Input (Context): ['and', 'Data'], Output (Target): AI
Input (Context): ['AI', 'Data', 'Science'], Output (Target): and
Input (Context): ['AI', 'and', 'Science', 'have'], Output (Target): Data
Input (Context): ['and', 'Data', 'have', 'become'], Output (Target): Science
Input (Context): ['Data', 'Science', 'become', 'important'], Output (Target): have
Input (Context): ['Science', 'have', 'important', 'and'], Output (Target): become
Input (Context): ['have', 'become', 'and', 'popular'], Output (Target): important
Input (Context): ['become', 'important', 'popular', 'topics'], Output (Target): and
Input (Context): ['important', 'and', 'topics', 'in'], Output (Target): popular
Input (Context): ['and', 'popular', 'in', 'Cambodia'], Output (Target): topics
Input (Context): ['popular', 'topics', 'Cambodia', 'today'], Output (Target): in
Input (Context): ['topics', 'in', 'today', '.'], Output (Target): Cambodia
Input (Context): ['in', 'Cambodia', '.'], Output (Target): today
Input (Context): ['C

## Step 7: Draw the CBoW Architecture

Below is a simple flowchart of the CBoW model:

```
Input Layer (Context Words)
        |
        v
   Hidden Layer (Embeddings)
        |
        v
Output Layer (Softmax predicts Target Word)
```

- **Input Layer:** Takes context words as input.
- **Hidden Layer:** Learns word embeddings.
- **Output Layer:** Uses softmax to predict the target word.

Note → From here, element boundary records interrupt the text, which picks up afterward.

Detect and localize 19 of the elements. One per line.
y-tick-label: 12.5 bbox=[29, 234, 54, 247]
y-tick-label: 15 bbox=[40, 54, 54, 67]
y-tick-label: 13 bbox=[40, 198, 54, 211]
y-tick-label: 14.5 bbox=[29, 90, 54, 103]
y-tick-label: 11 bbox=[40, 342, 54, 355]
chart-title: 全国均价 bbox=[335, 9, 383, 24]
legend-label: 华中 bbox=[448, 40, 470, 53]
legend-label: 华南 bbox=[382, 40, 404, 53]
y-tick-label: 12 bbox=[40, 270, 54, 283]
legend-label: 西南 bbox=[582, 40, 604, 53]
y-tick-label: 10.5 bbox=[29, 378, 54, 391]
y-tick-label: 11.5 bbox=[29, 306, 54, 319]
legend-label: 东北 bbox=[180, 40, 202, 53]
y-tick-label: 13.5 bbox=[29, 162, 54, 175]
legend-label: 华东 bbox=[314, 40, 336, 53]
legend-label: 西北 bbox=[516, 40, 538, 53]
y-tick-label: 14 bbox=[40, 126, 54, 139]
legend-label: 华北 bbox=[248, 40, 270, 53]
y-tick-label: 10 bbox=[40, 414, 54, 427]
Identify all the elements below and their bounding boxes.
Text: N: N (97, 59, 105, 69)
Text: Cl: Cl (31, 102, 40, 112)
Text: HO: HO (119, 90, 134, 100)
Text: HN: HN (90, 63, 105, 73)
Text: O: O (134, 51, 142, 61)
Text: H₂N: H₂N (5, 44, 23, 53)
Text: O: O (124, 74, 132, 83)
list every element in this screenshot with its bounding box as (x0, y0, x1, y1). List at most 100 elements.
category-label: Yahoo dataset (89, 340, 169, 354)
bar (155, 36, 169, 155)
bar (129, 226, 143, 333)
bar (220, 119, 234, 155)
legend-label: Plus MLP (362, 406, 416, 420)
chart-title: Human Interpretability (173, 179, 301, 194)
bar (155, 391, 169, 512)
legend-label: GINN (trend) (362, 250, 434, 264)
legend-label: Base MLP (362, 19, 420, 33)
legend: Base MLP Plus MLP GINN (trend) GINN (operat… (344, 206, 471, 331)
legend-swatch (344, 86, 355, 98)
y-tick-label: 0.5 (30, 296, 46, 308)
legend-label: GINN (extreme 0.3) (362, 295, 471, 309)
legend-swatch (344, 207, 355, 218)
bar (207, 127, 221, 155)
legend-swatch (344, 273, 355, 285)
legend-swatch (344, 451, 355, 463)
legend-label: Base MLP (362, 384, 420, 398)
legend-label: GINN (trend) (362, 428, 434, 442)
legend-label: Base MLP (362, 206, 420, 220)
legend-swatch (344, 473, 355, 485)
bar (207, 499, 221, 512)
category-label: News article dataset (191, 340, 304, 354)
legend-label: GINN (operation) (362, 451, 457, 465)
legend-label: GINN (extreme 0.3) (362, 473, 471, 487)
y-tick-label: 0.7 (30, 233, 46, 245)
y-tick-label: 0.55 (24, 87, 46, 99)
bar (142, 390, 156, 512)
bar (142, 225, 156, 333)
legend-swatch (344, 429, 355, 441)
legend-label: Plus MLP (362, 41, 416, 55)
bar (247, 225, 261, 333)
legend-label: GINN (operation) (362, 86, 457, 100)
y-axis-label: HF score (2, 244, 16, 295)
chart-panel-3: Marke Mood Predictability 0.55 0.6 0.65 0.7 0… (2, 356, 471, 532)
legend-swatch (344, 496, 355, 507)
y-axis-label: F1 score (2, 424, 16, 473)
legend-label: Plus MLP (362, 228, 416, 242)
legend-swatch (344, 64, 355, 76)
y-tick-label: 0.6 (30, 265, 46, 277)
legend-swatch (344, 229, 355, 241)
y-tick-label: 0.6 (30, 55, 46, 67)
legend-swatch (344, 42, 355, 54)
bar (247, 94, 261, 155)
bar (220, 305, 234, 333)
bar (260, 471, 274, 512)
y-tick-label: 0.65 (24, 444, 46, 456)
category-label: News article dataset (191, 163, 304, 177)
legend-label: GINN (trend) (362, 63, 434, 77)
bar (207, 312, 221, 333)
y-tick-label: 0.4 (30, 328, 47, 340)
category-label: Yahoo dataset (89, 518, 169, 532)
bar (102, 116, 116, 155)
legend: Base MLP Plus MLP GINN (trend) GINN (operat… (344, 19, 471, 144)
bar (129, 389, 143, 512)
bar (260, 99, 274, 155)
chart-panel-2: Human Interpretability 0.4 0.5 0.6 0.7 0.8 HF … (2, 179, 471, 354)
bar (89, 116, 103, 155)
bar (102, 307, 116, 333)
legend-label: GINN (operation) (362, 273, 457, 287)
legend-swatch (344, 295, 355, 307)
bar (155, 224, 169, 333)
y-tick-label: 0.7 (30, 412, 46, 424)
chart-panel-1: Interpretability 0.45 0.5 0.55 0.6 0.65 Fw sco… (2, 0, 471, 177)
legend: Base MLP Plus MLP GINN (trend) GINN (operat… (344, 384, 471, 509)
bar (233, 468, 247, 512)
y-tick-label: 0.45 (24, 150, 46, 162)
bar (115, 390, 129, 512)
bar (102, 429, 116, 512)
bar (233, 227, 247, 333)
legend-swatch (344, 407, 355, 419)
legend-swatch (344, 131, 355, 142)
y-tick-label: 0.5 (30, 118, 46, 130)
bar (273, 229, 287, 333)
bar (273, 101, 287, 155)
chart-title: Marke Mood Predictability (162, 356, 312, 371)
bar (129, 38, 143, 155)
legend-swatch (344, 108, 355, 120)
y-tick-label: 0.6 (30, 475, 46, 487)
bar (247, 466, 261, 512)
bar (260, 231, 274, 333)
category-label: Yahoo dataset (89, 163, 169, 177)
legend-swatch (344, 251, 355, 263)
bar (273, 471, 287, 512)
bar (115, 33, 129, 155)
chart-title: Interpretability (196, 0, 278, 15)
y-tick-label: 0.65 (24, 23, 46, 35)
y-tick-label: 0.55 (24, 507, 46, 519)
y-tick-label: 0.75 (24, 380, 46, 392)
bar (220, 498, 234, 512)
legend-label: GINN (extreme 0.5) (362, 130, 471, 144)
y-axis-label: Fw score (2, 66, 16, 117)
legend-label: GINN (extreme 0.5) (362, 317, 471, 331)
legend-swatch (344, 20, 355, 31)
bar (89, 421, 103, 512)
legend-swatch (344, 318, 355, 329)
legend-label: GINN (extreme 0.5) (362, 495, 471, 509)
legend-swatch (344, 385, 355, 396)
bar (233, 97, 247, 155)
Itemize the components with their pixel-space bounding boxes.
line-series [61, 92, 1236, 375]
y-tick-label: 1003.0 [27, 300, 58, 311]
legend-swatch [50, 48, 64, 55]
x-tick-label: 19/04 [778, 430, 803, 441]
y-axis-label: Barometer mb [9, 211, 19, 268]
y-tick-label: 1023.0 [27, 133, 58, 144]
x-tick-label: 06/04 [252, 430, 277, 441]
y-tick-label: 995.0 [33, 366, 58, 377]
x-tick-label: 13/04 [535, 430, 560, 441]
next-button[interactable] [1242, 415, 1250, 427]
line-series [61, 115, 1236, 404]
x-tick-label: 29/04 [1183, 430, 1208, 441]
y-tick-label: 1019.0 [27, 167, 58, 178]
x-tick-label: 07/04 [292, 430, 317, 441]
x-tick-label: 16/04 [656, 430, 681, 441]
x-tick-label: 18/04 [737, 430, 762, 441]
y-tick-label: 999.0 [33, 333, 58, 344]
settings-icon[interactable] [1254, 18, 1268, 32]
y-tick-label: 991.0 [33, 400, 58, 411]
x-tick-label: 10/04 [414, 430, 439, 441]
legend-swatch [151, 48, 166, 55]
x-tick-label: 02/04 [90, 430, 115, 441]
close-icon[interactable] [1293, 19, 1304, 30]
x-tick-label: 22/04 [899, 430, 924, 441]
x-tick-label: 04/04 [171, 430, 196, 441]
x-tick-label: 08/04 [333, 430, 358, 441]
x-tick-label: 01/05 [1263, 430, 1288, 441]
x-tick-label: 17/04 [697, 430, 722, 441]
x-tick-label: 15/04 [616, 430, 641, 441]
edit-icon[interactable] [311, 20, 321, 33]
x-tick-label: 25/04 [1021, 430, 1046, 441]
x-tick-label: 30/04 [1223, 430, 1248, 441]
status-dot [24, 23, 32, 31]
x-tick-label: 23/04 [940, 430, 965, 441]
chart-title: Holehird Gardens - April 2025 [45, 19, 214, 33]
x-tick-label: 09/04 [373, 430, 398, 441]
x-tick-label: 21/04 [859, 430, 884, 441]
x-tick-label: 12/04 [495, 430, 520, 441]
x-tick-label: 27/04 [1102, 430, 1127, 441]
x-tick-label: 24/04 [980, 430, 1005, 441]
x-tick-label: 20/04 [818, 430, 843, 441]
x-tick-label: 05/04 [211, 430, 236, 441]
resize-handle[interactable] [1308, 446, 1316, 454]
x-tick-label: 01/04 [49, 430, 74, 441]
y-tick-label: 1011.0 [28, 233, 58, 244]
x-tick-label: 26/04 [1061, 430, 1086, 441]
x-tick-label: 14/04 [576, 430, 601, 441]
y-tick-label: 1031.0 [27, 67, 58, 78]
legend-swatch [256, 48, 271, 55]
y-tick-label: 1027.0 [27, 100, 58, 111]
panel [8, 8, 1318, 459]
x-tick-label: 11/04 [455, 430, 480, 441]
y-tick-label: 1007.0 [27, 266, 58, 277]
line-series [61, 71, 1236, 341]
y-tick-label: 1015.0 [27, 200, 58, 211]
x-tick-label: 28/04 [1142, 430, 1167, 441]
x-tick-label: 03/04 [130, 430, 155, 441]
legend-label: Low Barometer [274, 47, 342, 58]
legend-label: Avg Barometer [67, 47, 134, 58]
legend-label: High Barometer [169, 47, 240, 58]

## Step 8: Explain the Learning Process

The CBoW model learns to predict the target word from its context using a softmax function at the output layer. During training, **backpropagation** is used to update the weights in the network, minimizing the prediction error and improving the quality of the word embeddings.

- The model takes context words as input.
- It computes the average of their embeddings in the hidden layer.
- The output layer predicts the target word using softmax.
- Backpropagation adjusts the weights to reduce the difference between the predicted and actual target word.

This process is repeated for all input-output pairs, resulting in meaningful word embeddings.